Mohammad Pulalun Kiram (died 1862) was sultan of Sulu from 1844 to 1862. He succeeded his father, Jamalul Kiram I. During his reign, Spanish expedition to Sulu was led by Governor-General Narciso Claveria y Zaldua and subsequent conflict with the Spanish military under Governor-General Juan Antonio de Urbiztondo. As sultan, he was known for his political administration making the Royal House of Kiram extend its influence and fame among Sulus.

==Treaties==
===France===
In 1844, the French concluded a treaty with the Sultan of Sulu to acquire Basilan Island in exchange for a significant amount of money. While the terms of this treaty were not fully implemented, it along with the presence of English, Dutch, and French vessels in Sulu waters prompted the Spaniards to take more aggressive measures to subjugate the Sulu Archipelago.

===Great Britain===
Sir James Brooke's treaty with Sultan Pulalun in 1849 was met with hostility from the Spanish colonial government. The treaty, which aimed to protect British commercial interests, was seen as an act disloyalty by Spain. The governor of Zamboanga protested to the sultan regarding this treaty, but the issue was not resolved, and the governor returned to Zamboanga without any results.

==Spanish expedition against Sulu==
The presence of vessels from other European colonial powers beside Spain caused worry among Spanish officials along with the threats of piracy. The Spanish colonial government's lack of diplomacy with Great Britain and the Dutch hindered naval cooperation combatting Moro pirates. Governor-General Narciso Claveria y Zaldua made preparations of a fort in Basilan Island. Claveria also secured three war vessels namely the Elcano, Magallanes, and Reina de Castilla in 1848. These were the first steam gunboats acquired by the Philippine government.

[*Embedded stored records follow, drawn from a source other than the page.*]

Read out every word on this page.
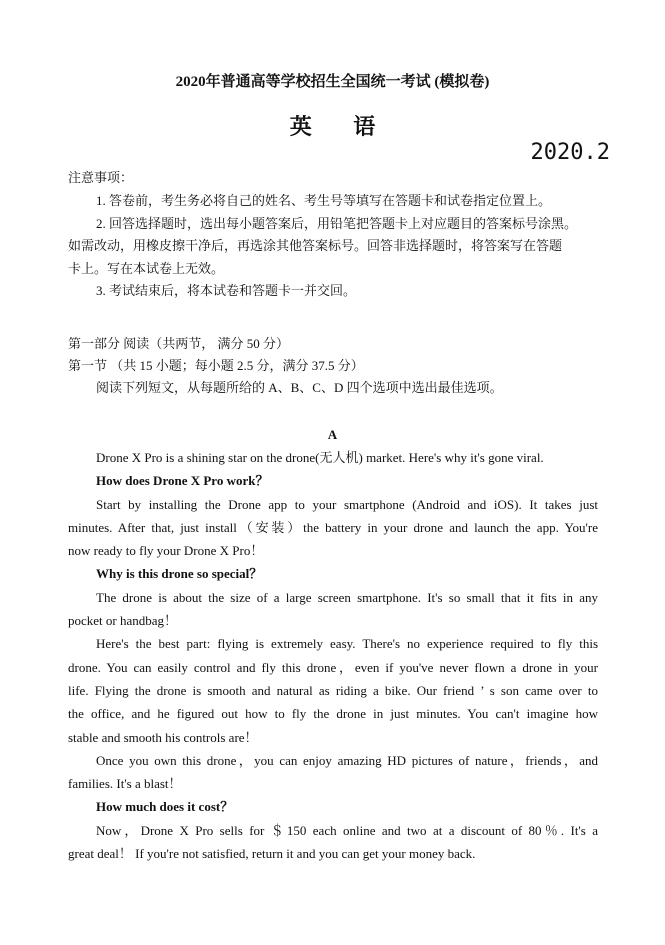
2020年普通高等学校招生全国统一考试 (模拟卷)
英 语
2020.2
注意事项：
1. 答卷前，考生务必将自己的姓名、考生号等填写在答题卡和试卷指定位置上。
2. 回答选择题时，选出每小题答案后，用铅笔把答题卡上对应题目的答案标号涂黑。
如需改动，用橡皮擦干净后，再选涂其他答案标号。回答非选择题时，将答案写在答题
卡上。写在本试卷上无效。
3. 考试结束后，将本试卷和答题卡一并交回。
第一部分 阅读（共两节， 满分 50 分）
第一节 （共 15 小题；每小题 2.5 分，满分 37.5 分）
阅读下列短文，从每题所给的 A、B、C、D 四个选项中选出最佳选项。
A
Drone X Pro is a shining star on the drone(无人机) market. Here's why it's gone viral.
How does Drone X Pro work？
Start by installing the Drone app to your smartphone (Android and iOS). It takes just
minutes. After that, just install（安装）the battery in your drone and launch the app. You're
now ready to fly your Drone X Pro！
Why is this drone so special？
The drone is about the size of a large screen smartphone. It's so small that it fits in any
pocket or handbag！
Here's the best part: flying is extremely easy. There's no experience required to fly this
drone. You can easily control and fly this drone，even if you've never flown a drone in your
life. Flying the drone is smooth and natural as riding a bike. Our friend ’ s son came over to
the office, and he figured out how to fly the drone in just minutes. You can't imagine how
stable and smooth his controls are！
Once you own this drone，you can enjoy amazing HD pictures of nature，friends，and
families. It's a blast！
How much does it cost？
Now，Drone X Pro sells for ＄150 each online and two at a discount of 80％. It's a
great deal！ If you're not satisfied, return it and you can get your money back.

===Spain's conflict with the Sultanate of Sulu===

In December 1850, Juan Antonio de Urbiztondo, Marquis of La Solana led a force of 600 troops, artillery, and other personnel to Zamboanga. They then proceeded to Belun, where they burned houses and vintas and defeated a small Moro force. The chief of Bukutwan surrendered, and the expedition encountered bad weather at Tonkil, forcing them to turn towards Jolo.

Due to this breach of peace between the two nations, the sultan fortified Jolo. The town was protected with trenches and provided with much artillery. The estimated population of the town at the time consist of 6,000 Moros and 500 Chinese.

The Spanish fleet, reaching Jolo, saluted and sent two officers to go ashore to know the presence of the Governor-General of the Philippines. The sultan and datus refused to meet the governor-general. The two officers returned and stated 10,000 men were protecting the town. Urbiztondo then retreated and sent a marine officer to Manila to further expand his forces.

The Spanish fleet returned once more to Jolo in February 27, 1851. Both the sultan's army and Spanish military have their guns and forts active. At the end of the war, the Sultanate of Sulu lost. Many Sulus fled while the Spanish military burned the whole town.

===Treaty with Spain===
Due to the destruction of Jolo, Sultan Pulalun, fearing for more destruction and loss of lives, made a peace treaty with the politico-military governor Col. José Maria de Carlos. This treaty assured the sultanate's friendship and agreement with the Spanish Crown.

Due to Spain's friendship with the Sultanate of Sulu, the sultan also agreed to reduce the threats of piracy in the Sulu Sea. The treaty also include that the sultanate must not make any further treaties with foreign powers except Spain. Spanish campaign against Moro pirates were very successful as it helped reduce piracy especially in the Sulu Sea.

==Death and legacy==
Sultan Pulalun died in September 24, 1862. Among his subjects, he was admired for being fair and just. He was succeeded by his son, Jamal ul-Azam.

According to Najeeb Mitry Saleeby, the decline of Sulu was not because of "national retrogression or political dissension, but by the hostility and aggression of its adversary." The Spanish military further expanded its forts after Governor-General Jose Malcampo's expedition in 1876. The Spanish presence near Sulu were becoming more evident. It was not until the reign of Jamal ul-Azam that the occupation of Sulu by the Spaniards was inevitable.